Mardi 10 décembre, à Dancharia, le thermomètre affichait un froid piquant, mais la tension était bien plus chaude du côté des douanes. Entre la vente légitime, le trafic à grande échelle, et les contrevenants amateurs, le poste-frontière avait des airs de zone de non-droit parfumée à la clope bon marché. Un conducteur s’était fait alpaguer avec pas moins de 16 cartouches de cigarettes dans son coffre, confisquées sur-le-champ par les douanes. Une addition salée de 500 € et une énorme contrariété plus tard, l’homme repartait à vide, ses espoirs de faire des économies en fumée
La frontière de Dancharia est une institution à elle seule. Les ventas rutilantes, véritables temples de la consommation transfrontalière, attirent des clients par centaines, surtout en période de fêtes. Mais elles sont aussi le cauchemar des buralistes français, qui voient leurs revenus partir en fumée à mesure que leurs clients traversent le pont pour acheter des clopes à moitié prix.
Le nouveau shérif est dans la place
Jean-Marie Girier, le tout nouveau préfet des Pyrénées-Atlantiques, avait chaussé ses bottes pour assister à cette opération musclée des douanes et de la gendarmerie. Objectif ? Réaffirmer la règle des quatre cartouches par personne majeure. « Le rappel est indispensable, car beaucoup pensent qu’ils peuvent remplir leur coffre comme un cigarettier à plein régime, ce qui est faux», a martelé Yann Tanguy, directeur régional des douanes de Bayonne.
Avant mars dernier, la limite était d’une seule cartouche par personne, mais l’Union européenne a imposé un assouplissement. Désormais, quatre cartouches sont autorisées, ce qui n’empêche pas certains de charger jusqu’à l’épuisement de leurs amortisseurs. Et les buralistes, eux, grincent des dents.
François Dupin, président de la Fédération départementale des buralistes Pyrénées-Atlantiques Pays Basque, ne mâche pas ses mots : « On veut des mesures fortes, car à ce rythme, on va finir en asphyxie économique.» Et pour cause, avec une baisse de 12 % des ventes de tabac en France cette année, les buralistes subissent de plein fouet les conséquences de cette consommation transfrontalière.

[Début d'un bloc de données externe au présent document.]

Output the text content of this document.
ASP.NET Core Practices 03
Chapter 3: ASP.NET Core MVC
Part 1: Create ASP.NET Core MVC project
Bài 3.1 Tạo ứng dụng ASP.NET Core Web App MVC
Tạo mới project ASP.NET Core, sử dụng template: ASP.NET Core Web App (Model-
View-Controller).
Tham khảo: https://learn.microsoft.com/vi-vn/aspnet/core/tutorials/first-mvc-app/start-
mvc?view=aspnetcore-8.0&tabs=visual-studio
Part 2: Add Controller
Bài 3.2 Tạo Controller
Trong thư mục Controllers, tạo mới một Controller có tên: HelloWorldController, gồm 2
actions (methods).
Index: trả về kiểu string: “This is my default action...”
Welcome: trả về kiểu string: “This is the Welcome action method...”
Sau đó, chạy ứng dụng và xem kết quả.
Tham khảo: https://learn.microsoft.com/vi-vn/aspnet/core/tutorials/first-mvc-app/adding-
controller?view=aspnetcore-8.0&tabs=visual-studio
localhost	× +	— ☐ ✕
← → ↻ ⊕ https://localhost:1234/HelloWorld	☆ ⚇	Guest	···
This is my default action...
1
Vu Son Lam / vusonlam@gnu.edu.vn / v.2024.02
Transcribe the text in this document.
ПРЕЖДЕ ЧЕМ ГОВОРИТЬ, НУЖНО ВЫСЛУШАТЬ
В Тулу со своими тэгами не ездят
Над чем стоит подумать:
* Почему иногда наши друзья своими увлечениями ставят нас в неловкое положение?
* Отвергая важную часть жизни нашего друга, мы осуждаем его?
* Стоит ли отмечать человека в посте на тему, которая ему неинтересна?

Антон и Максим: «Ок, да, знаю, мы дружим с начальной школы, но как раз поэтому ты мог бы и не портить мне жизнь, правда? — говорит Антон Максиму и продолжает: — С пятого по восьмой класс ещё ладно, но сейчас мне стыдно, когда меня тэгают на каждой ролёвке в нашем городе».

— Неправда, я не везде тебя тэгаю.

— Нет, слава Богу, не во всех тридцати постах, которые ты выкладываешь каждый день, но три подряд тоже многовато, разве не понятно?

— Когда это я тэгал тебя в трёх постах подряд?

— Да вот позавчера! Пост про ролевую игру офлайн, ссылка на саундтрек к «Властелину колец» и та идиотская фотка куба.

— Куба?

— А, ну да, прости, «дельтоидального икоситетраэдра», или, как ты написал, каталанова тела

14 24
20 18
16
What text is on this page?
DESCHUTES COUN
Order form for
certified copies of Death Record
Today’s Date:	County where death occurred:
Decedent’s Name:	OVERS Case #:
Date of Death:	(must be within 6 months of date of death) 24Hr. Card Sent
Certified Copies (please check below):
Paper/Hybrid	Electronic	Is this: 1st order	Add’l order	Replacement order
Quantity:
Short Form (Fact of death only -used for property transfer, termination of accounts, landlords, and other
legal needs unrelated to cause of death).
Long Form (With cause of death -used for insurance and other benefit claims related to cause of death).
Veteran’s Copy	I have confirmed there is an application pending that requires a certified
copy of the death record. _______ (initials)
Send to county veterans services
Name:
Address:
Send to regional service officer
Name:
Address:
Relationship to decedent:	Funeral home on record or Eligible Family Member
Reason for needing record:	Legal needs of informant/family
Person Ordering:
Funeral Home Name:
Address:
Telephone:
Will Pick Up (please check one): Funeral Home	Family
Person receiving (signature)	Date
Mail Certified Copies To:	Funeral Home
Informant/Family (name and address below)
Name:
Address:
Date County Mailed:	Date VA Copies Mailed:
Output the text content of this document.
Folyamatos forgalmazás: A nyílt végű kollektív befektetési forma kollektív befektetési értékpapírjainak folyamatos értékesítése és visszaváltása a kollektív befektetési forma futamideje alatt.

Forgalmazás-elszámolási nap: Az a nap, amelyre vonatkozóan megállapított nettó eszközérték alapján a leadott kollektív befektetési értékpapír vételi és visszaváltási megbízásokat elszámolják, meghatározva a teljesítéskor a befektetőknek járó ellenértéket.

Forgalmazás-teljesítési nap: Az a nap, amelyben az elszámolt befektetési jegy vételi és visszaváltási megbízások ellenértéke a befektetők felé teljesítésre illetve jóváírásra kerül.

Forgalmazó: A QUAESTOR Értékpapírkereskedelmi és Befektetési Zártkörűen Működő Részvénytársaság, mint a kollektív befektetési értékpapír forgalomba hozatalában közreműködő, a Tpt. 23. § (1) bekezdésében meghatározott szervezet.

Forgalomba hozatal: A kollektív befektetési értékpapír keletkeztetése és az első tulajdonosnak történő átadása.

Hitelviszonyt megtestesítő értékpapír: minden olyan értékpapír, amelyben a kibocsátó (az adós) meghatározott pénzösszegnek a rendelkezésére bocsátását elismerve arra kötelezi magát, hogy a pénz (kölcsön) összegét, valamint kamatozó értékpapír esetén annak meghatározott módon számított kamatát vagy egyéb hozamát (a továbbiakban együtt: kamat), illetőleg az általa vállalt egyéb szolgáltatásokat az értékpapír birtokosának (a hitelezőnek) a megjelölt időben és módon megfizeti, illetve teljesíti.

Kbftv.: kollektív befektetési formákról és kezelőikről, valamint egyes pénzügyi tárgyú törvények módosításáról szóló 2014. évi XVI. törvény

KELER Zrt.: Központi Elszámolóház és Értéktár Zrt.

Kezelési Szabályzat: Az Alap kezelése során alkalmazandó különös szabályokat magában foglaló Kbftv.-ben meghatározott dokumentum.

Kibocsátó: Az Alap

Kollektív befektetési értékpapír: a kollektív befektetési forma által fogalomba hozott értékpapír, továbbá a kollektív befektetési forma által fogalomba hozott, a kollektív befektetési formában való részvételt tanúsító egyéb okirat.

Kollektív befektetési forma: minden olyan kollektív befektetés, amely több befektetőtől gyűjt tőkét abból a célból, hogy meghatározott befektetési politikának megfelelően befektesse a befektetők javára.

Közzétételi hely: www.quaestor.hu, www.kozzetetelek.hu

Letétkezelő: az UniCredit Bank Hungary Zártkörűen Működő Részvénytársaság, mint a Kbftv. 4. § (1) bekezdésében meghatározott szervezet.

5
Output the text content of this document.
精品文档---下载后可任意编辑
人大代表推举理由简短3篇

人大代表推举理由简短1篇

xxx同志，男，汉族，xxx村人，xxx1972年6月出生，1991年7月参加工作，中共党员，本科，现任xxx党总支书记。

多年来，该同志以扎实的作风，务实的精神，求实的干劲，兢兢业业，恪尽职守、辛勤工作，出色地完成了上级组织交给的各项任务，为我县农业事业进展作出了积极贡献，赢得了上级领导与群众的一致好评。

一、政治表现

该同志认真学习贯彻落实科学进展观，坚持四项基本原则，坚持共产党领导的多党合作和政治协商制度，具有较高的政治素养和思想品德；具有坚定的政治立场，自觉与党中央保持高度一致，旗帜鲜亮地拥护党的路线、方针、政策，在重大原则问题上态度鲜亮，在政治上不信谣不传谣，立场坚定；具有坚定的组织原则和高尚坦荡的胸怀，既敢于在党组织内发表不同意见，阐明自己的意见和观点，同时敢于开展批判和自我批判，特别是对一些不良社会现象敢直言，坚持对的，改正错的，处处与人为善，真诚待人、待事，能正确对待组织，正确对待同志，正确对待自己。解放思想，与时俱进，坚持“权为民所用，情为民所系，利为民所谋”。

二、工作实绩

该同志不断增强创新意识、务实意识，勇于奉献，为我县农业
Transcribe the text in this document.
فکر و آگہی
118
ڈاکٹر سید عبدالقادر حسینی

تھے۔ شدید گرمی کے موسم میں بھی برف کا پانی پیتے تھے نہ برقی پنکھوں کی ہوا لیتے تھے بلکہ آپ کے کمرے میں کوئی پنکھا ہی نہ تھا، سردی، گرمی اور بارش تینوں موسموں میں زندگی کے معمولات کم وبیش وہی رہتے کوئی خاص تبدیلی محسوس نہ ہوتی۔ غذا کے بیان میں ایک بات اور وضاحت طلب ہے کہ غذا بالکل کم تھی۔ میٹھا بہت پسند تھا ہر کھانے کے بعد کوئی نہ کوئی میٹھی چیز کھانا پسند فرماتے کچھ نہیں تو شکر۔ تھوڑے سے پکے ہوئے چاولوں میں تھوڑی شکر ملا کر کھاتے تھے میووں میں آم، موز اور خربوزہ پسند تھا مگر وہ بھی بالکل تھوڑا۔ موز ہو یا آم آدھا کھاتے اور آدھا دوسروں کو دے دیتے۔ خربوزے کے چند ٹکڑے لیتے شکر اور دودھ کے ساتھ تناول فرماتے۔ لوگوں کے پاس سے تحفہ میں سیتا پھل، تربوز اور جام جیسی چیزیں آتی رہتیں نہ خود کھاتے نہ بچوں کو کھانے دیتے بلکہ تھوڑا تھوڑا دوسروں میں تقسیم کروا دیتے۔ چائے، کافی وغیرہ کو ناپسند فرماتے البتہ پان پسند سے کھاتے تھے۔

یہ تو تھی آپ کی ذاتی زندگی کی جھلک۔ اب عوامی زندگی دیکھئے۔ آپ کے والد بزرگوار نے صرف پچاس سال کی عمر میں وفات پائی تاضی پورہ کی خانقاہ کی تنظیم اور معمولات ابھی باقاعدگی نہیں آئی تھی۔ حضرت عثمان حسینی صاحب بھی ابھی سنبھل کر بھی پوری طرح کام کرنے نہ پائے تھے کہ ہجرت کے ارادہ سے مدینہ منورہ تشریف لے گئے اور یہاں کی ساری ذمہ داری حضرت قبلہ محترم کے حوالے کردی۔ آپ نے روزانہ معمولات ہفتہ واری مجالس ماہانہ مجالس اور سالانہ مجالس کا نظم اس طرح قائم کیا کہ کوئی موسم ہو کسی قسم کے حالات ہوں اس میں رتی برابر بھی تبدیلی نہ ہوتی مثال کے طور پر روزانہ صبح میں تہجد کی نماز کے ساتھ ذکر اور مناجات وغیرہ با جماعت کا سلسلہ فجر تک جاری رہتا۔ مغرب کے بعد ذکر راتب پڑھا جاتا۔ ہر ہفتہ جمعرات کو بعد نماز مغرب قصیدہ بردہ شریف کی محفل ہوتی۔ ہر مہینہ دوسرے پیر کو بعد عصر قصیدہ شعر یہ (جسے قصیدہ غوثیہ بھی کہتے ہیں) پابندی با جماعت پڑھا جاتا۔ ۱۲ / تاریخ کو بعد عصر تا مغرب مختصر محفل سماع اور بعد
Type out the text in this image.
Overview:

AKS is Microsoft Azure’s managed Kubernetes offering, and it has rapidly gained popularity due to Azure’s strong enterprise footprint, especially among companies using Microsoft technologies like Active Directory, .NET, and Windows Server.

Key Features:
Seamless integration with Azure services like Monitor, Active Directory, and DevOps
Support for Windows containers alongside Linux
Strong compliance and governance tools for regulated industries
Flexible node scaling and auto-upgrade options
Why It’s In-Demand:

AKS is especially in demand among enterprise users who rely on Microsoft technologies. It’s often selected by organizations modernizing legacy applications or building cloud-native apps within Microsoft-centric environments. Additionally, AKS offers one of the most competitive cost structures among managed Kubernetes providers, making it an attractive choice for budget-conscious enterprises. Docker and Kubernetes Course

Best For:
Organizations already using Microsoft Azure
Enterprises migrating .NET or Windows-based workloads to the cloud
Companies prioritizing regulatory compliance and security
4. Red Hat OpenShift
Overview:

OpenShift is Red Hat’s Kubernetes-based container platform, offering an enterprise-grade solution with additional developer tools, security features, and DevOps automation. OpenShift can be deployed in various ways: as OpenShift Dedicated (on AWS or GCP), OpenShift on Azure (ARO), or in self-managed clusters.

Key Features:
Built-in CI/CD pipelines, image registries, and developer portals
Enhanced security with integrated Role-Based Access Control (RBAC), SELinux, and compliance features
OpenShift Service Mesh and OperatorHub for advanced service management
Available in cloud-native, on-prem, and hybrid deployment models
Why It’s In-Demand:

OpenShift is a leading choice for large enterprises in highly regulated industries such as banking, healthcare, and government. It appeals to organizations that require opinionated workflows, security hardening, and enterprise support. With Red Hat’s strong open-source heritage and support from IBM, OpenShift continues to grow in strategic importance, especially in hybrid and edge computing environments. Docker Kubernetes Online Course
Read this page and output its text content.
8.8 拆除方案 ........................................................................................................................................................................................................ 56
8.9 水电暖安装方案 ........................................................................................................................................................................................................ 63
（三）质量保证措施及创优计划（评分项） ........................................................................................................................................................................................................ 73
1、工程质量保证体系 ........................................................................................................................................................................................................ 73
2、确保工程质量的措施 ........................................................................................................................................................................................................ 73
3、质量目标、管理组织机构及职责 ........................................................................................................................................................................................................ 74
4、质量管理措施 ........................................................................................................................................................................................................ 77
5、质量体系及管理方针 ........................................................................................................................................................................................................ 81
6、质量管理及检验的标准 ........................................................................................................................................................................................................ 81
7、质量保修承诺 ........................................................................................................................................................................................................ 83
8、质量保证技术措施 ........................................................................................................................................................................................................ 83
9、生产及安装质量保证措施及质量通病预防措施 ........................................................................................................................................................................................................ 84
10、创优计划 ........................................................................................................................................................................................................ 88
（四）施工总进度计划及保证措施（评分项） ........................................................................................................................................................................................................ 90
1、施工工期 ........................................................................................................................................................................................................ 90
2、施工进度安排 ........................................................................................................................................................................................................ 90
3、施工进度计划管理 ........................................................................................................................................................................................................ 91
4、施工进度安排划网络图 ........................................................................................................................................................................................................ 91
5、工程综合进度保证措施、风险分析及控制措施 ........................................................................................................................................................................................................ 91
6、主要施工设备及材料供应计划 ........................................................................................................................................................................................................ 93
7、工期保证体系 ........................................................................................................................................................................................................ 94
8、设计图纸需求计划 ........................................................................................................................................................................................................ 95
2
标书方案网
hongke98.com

Ce sont douze débits de tabac qui ont baissé le rideau en deux ans dans les Pyrénées-Atlantiques, souvent dans des zones rurales déjà économiquement fragiles. « On oublie souvent l’impact social de cette évasion commerciale. Derriere chaque fermeture, c’est une famille, un commerce de proximité qui disparaît», rappelle-t-il, entre deux bouffées d’indignation.

Fumer, c’est tricher ? Pas à Dancharia…
Le prix du tabac est un éléphant dans la pièce. En France, le paquet frôle les 12 €, contre 5,50 € de l’autre côté de la frontière. Avec une différence aussi énorme, pas étonnant que la tentation soit forte. Mais les buralistes, comme Philippe Coy, président de la Confédération nationale des buralistes, veulent harmoniser cette fiscalité au niveau européen. Une utopie ? « La Belgique commence à augmenter ses taxes. Pourquoi pas nous ?»
En attendant, les contrevenants jouent à cache-cache avec les douaniers, qui ne chôment pas. Avec 12 tonnes de tabac saisies cette année, dont 8,7 tonnes en avril, ils mènent une guerre d’usure contre les trafiquants. Mais comme le rappelle Yann Tanguy, les circuits illégaux de cigarettes sont souvent liés à des réseaux criminels bien plus vastes, englobant stupéfiants et blanchiment d’argent.
« Ils sont nombreux à ne pas savoir qu’ils risquent gros», précise un douanier. En plus de l’amende, les contrevenants voient leur marchandise saisie, souvent avec beaucoup de frustration à la clé. Mais les ventas espagnoles n’ont aucune obligation d’informer les clients sur la législation française, et cela joue en leur faveur. Des clients mal informés, un marché en distorsion, et une surveillance renforcée : la frontière basque est au cœur d’une guerre commerciale silencieuse.
La solution, selon les buralistes, est double : « revenir à la limite d’une cartouche et aligner les politiques fiscales en Europe ». Facile à dire, mais la réalité politique complique les choses. Pour l’instant, les contrôles douaniers restent le seul levier opérationnel, et ils se poursuivront sans relâche. Mais si rien ne change, les buralistes risquent de continuer à voir leur activité partir en fumée. Et ça, c’est une vraie clope dans le bec.